La joie et la peur des générateurs d’images AI sans limites

Les générateurs d’images comme Stable Diffusion peuvent créer ce qui ressemble à de vraies photographies ou à des illustrations faites à la main représentant à peu près tout ce qu’une personne peut imaginer. Ceci est possible grâce à des algorithmes qui apprennent à associer les propriétés d’une vaste collection d’images extraites du Web et de bases de données d’images avec leurs étiquettes de texte associées. Les algorithmes apprennent à rendre de nouvelles images pour correspondre à une invite de texte dans un processus qui implique l’ajout et la suppression de bruit aléatoire à une image.

Parce que des outils comme Stable Diffusion utilisent des images extraites du Web, leurs données de formation incluent souvent des images pornographiques, ce qui rend le logiciel capable de générer de nouvelles images sexuellement explicites. Une autre préoccupation est que ces outils pourraient être utilisés pour créer des images qui semblent montrer une personne réelle faisant quelque chose de compromettant, quelque chose qui pourrait répandre de fausses informations.

La qualité des images générées par l’IA a grimpé en flèche au cours de la dernière année et demie, à commencer par l’annonce en janvier 2021 d’un système appelé DALL-E par la société de recherche sur l’IA OpenAI. Il a popularisé le modèle de génération d’images à partir d’invites de texte et a été suivi en avril 2022 par un successeur plus puissant, DALL-E 2, désormais disponible en tant que service commercial.

Dès le départ, OpenAI a limité l’accès à ses générateurs d’images, en ne fournissant l’accès que via une invite qui filtre ce qui peut être demandé. Il en va de même pour un service concurrent appelé À mi-parcourssorti en juillet de cette année, qui a contribué à populariser l’art créé par l’IA en étant largement accessible.

Stable Diffusion n’est pas le premier générateur d’art IA open source. Peu de temps après la sortie du DALL-E original, un développeur a construit un clone appelé DALL-E Mini qui a été mis à la disposition de tous et est rapidement devenu un phénomène de création de mèmes. DALL-E Mini, rebaptisé plus tard comme Craiyon, comprend toujours des garde-corps similaires à ceux des versions officielles de DALL-E. Clément Delangue, PDG de ÉtreindreVisageune entreprise qui héberge de nombreux projets d’IA open source, dont Stable Diffusion et Craiyon, affirme qu’il serait problématique que la technologie ne soit contrôlée que par quelques grandes entreprises.

“Si vous regardez le développement à long terme de la technologie, la rendre plus ouverte, plus collaborative et plus inclusive est en fait meilleure du point de vue de la sécurité”, dit-il.
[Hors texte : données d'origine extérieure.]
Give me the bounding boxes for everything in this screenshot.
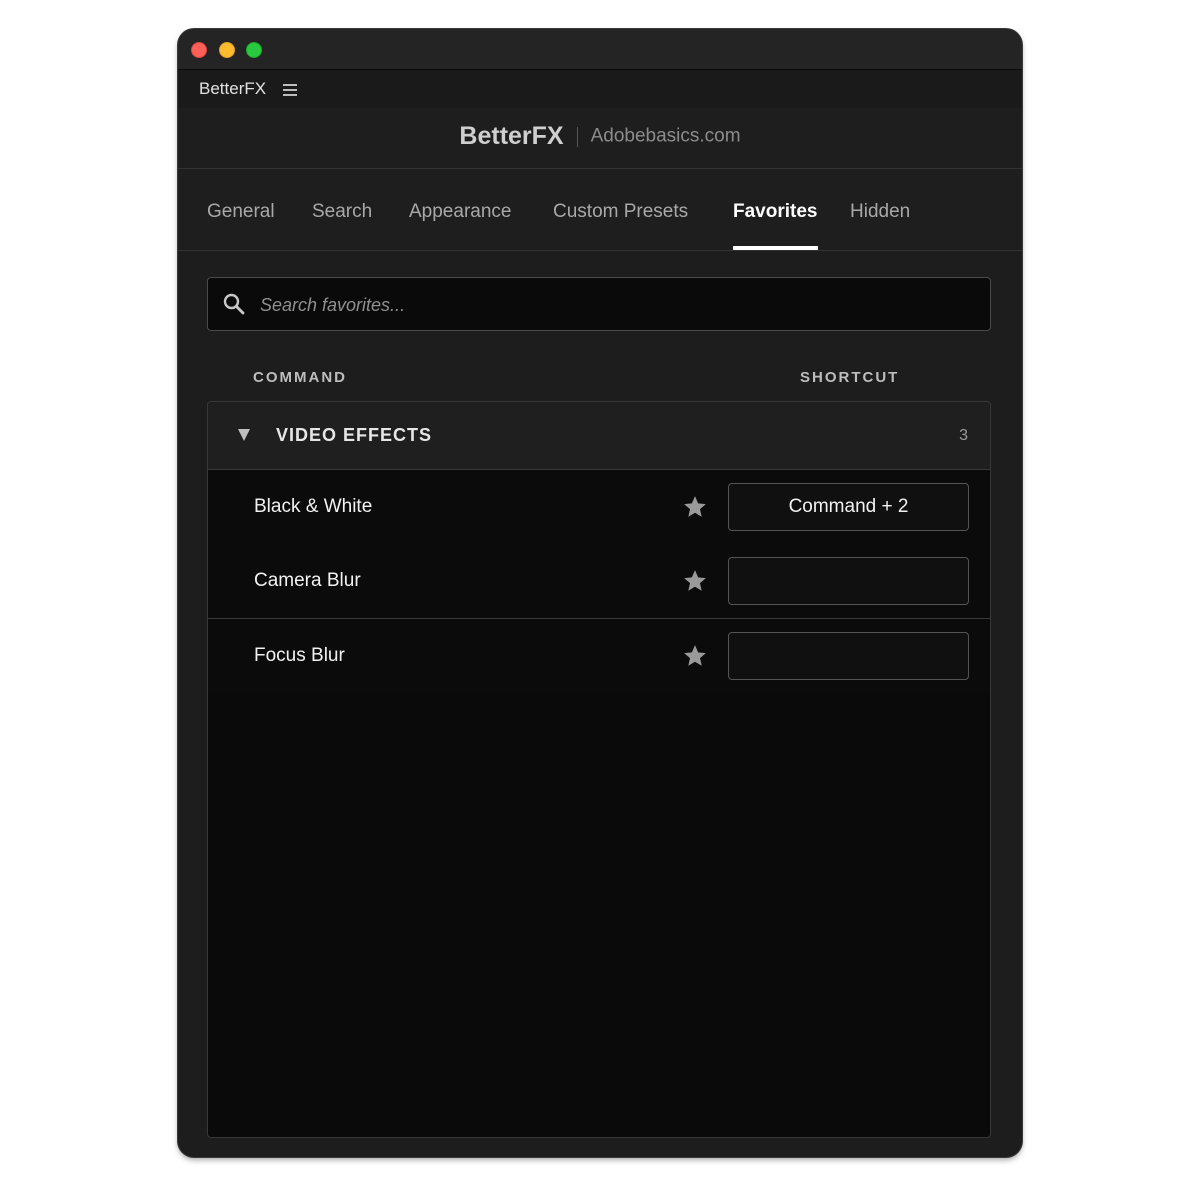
- list-item[interactable]: Focus Blur: [208, 619, 990, 693]
- active-tab-indicator: [733, 246, 818, 250]
- search-input[interactable]: [258, 286, 962, 324]
- tab-favorites[interactable]: Favorites: [733, 201, 817, 223]
- command-name: Camera Blur: [254, 570, 361, 591]
- tab-general[interactable]: General: [207, 201, 275, 223]
- maximize-window-button[interactable]: [246, 42, 262, 58]
- brand-name: BetterFX: [459, 122, 564, 150]
- group-count: 3: [959, 427, 968, 444]
- window-titlebar[interactable]: [178, 29, 1022, 70]
- command-column-header: COMMAND: [253, 369, 347, 386]
- command-name: Black & White: [254, 496, 373, 517]
- star-icon[interactable]: [682, 568, 708, 594]
- list-item[interactable]: Camera Blur: [208, 544, 990, 619]
- shortcut-field[interactable]: [728, 557, 969, 605]
- caret-down-icon[interactable]: [238, 429, 250, 441]
- command-name: Focus Blur: [254, 645, 345, 666]
- search-field[interactable]: [207, 277, 991, 331]
- brand-banner: BetterFX Adobebasics.com: [178, 108, 1022, 169]
- favorites-list: VIDEO EFFECTS 3 Black & White Command + …: [207, 401, 991, 1138]
- brand-divider: [576, 126, 578, 147]
- shortcut-field[interactable]: [728, 632, 969, 680]
- group-header-video-effects[interactable]: VIDEO EFFECTS 3: [208, 402, 990, 470]
- tab-custom-presets[interactable]: Custom Presets: [553, 201, 688, 223]
- group-title: VIDEO EFFECTS: [276, 425, 433, 445]
- brand-website: Adobebasics.com: [590, 125, 741, 147]
- close-window-button[interactable]: [191, 42, 207, 58]
- app-header: BetterFX: [178, 70, 1022, 108]
- star-icon[interactable]: [682, 494, 708, 520]
- app-title: BetterFX: [199, 79, 267, 98]
- search-icon: [223, 293, 245, 315]
- tab-hidden[interactable]: Hidden: [850, 201, 910, 223]
- minimize-window-button[interactable]: [219, 42, 235, 58]
- hamburger-menu-icon[interactable]: [283, 84, 297, 96]
- app-window: BetterFX BetterFX Adobebasics.com General…: [178, 29, 1022, 1157]
- shortcut-field[interactable]: Command + 2: [728, 483, 969, 531]
- shortcut-column-header: SHORTCUT: [800, 369, 900, 386]
- list-item[interactable]: Black & White Command + 2: [208, 470, 990, 545]
- tab-bar: General Search Appearance Custom Presets…: [178, 169, 1022, 251]
- tab-appearance[interactable]: Appearance: [409, 201, 511, 223]
- tab-search[interactable]: Search: [312, 201, 372, 223]
- star-icon[interactable]: [682, 643, 708, 669]
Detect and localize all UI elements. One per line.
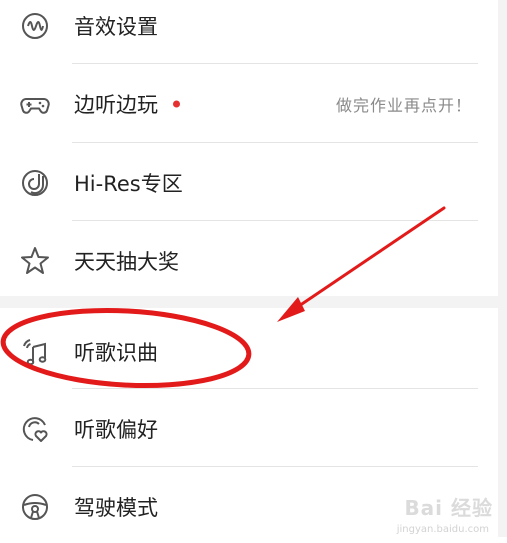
divider xyxy=(72,388,478,389)
menu-item-label: 天天抽大奖 xyxy=(74,250,179,274)
menu-item-label: 听歌识曲 xyxy=(74,341,158,365)
menu-item-label: 驾驶模式 xyxy=(74,496,158,520)
divider xyxy=(72,220,478,221)
menu-item-label: Hi-Res专区 xyxy=(74,172,183,196)
star-icon xyxy=(19,245,51,277)
menu-item-sound-settings[interactable]: 音效设置 xyxy=(0,0,498,62)
hi-res-icon xyxy=(19,167,51,199)
menu-item-hi-res[interactable]: Hi-Res专区 xyxy=(0,147,498,219)
section-separator xyxy=(0,296,498,308)
divider xyxy=(72,63,478,64)
menu-item-listen-and-play[interactable]: 边听边玩 做完作业再点开！ xyxy=(0,68,498,140)
gamepad-icon xyxy=(19,88,51,120)
scrollbar-track xyxy=(498,0,507,537)
sound-wave-icon xyxy=(19,10,51,42)
steering-wheel-icon xyxy=(19,491,51,523)
menu-item-music-recognition[interactable]: 听歌识曲 xyxy=(0,316,498,388)
menu-item-label: 听歌偏好 xyxy=(74,418,158,442)
menu-item-listening-preference[interactable]: 听歌偏好 xyxy=(0,393,498,465)
menu-item-daily-lottery[interactable]: 天天抽大奖 xyxy=(0,225,498,297)
preference-heart-icon xyxy=(19,413,51,445)
menu-item-label: 边听边玩 xyxy=(74,93,158,117)
divider xyxy=(72,466,478,467)
menu-item-hint: 做完作业再点开！ xyxy=(335,96,472,115)
baidu-watermark: Bai 经验 xyxy=(404,496,493,520)
music-recognition-icon xyxy=(19,336,51,368)
notification-dot xyxy=(173,100,180,108)
menu-item-label: 音效设置 xyxy=(74,15,158,39)
baidu-watermark-url: jingyan.baidu.com xyxy=(396,524,489,535)
divider xyxy=(72,142,478,143)
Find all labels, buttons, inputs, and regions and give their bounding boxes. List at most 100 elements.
La technologie fermée est plus difficile à comprendre pour les experts extérieurs et le public, dit-il, et il est préférable que des étrangers puissent évaluer des modèles pour des problèmes tels que les préjugés liés à la race, au sexe ou à l’âge ; en outre, d’autres ne peuvent pas s’appuyer sur une technologie fermée. Dans l’ensemble, dit-il, les avantages de l’open source de la technologie l’emportent sur les risques.

Delangue souligne que les entreprises de médias sociaux pourraient utiliser Stable Diffusion pour créer leurs propres outils permettant de repérer les images générées par l’IA utilisées pour diffuser la désinformation. Il dit que les développeurs ont également contribué à un système pour ajouter des filigranes invisibles aux images créées à l’aide de Stable Diffusion afin qu’elles soient plus faciles à tracer, et ont créé un outil pour trouver des images particulières dans les données d’entraînement du modèle afin que celles qui posent problème puissent être supprimées.

Après s’être intéressé à Unstable Diffusion, Simpson-Edin est devenu modérateur sur Unstable Diffusion Discord. Le serveur interdit aux gens de publier certains types de contenu, y compris des images qui pourraient être interprétées comme de la pornographie mineure. “Nous ne pouvons pas modérer ce que les gens font sur leurs propres machines, mais nous sommes extrêmement stricts avec ce qui est publié”, dit-elle. À court terme, contenir les effets perturbateurs de la création artistique basée sur l’IA pourrait dépendre davantage des humains que des machines.